A federação de médicos KNMG classificou o comportamento de 14 psiquiatras proeminentes que instaram o Ministério Público a tomar medidas no caso da eutanásia de uma menina de 17 anos de “indecente e inaceitável”.
O KNMG, que também arbitra em questões de ética, disse que os psiquiatras erraram ao enviar uma carta apelando a uma investigação criminal aos pais e aos médicos que trataram a menina.
Apelaram aos procuradores para descobrirem “até que ponto as pessoas próximas deste paciente vulnerável (…) influenciaram a decisão deste jovem paciente de escolher a eutanásia.
Os psiquiatras nunca falaram com a menina, nem com seus pais e médicos. “Esta ação pode não só prejudicar potencialmente os cuidadores e familiares, mas também minar a confiança do público na profissão”, disse o KNMG numa reação contundente.
O caso gira em torno de Milou, que sofria de depressão, ansiedade e pensamentos suicidas desde os 11 anos de idade após abuso sexual. Ela foi novamente abusada sexualmente em uma instituição por outro paciente.
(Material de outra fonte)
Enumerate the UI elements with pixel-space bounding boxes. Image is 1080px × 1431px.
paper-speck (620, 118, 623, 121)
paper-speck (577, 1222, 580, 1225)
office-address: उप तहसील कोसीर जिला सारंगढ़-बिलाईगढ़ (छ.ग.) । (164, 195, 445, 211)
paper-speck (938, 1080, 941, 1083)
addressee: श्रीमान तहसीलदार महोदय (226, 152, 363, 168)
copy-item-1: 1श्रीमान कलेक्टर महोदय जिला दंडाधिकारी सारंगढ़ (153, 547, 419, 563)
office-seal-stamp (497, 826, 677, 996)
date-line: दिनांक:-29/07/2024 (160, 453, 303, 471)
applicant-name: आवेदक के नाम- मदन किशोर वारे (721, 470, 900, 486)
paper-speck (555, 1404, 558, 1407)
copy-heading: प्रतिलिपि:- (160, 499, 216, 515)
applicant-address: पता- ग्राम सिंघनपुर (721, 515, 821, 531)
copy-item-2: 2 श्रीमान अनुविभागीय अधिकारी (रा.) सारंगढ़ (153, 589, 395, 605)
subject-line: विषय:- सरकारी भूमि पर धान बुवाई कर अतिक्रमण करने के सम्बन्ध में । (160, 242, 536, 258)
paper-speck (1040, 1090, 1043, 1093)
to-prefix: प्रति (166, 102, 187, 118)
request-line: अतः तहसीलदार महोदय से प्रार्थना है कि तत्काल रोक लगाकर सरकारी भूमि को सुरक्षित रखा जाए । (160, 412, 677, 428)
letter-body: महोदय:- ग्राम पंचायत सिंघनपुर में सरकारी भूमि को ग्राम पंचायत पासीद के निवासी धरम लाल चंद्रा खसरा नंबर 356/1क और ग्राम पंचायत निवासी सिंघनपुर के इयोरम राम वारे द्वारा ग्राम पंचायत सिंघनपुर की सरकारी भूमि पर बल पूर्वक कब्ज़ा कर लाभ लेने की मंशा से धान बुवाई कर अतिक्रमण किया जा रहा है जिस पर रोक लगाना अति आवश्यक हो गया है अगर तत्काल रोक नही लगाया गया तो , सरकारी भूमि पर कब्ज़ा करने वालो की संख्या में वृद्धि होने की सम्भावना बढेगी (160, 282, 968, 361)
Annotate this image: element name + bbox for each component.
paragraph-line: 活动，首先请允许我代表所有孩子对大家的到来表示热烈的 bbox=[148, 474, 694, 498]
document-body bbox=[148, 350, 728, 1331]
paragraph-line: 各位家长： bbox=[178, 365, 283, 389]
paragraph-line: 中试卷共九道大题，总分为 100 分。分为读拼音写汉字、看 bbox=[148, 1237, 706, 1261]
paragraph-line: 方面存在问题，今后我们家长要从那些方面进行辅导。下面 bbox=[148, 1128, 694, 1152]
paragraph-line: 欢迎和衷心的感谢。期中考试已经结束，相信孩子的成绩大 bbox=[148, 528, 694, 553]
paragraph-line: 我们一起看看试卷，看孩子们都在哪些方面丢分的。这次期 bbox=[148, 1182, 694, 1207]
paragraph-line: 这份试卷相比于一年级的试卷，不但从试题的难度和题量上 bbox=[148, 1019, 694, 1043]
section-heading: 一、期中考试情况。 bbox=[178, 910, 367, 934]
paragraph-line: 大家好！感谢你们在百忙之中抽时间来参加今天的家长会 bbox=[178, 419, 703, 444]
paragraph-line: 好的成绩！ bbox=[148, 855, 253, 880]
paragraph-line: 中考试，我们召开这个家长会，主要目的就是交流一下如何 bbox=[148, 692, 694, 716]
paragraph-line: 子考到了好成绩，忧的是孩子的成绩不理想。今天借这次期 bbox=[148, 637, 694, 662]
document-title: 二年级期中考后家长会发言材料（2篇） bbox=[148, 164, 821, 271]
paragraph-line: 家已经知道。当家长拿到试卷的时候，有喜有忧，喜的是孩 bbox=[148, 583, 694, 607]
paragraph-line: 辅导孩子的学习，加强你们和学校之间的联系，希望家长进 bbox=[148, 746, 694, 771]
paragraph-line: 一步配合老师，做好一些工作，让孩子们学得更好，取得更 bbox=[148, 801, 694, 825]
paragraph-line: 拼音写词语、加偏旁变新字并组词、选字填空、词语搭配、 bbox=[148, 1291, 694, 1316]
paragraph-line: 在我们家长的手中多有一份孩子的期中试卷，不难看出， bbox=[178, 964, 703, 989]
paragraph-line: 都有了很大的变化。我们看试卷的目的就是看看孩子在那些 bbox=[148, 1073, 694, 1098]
Após anos de tratamento e várias tentativas de suicídio, ela optou pela eutanásia aos 17 anos, alegando sofrimento mental insuportável.
Procedimentos seguidos
O psiquiatra que aprovou sua decisão agiu de acordo com as diretrizes, concluiu a Regionale Toetsingscommissie Euthanasie.
O comité analisa todos os procedimentos de eutanásia para garantir que os procedimentos corretos foram seguidos e reporta ao Ministério Público.
No entanto, psiquiatras proeminentes discordaram e escreveram ao Ministério Público, questionando o direito de um menor optar pela eutanásia e se é correcto presumir que o sofrimento mental não pode ser curado.
Na carta mencionam a “promoção generalizada da eutanásia” que, na sua opinião, poderia levar à “morte desnecessária” de pacientes jovens.
A discussão veemente que se seguiu nas redes sociais e nas cartas aos jornais faltou “respeito pelos pais e uns pelos outros”, disse o KNMG.
Num comunicado citado pelo Volkskrant, os pais de Milou saudaram a repreensão do KNMG e disseram que aguardam “um pedido de desculpas pessoal de todos os psiquiatras envolvidos e uma retificação oficial”.
O professor de psiquiatria Damiaan Denys, que assinou a carta ao Ministério Público, disse que a reacção do KNMG foi “desnecessária, imprudente e tardia”, mas admitiu que a carta pode não ter sido a melhor forma de chamar a atenção para “a facilidade com que a eutanásia é mencionado para jovens com problemas mentais”.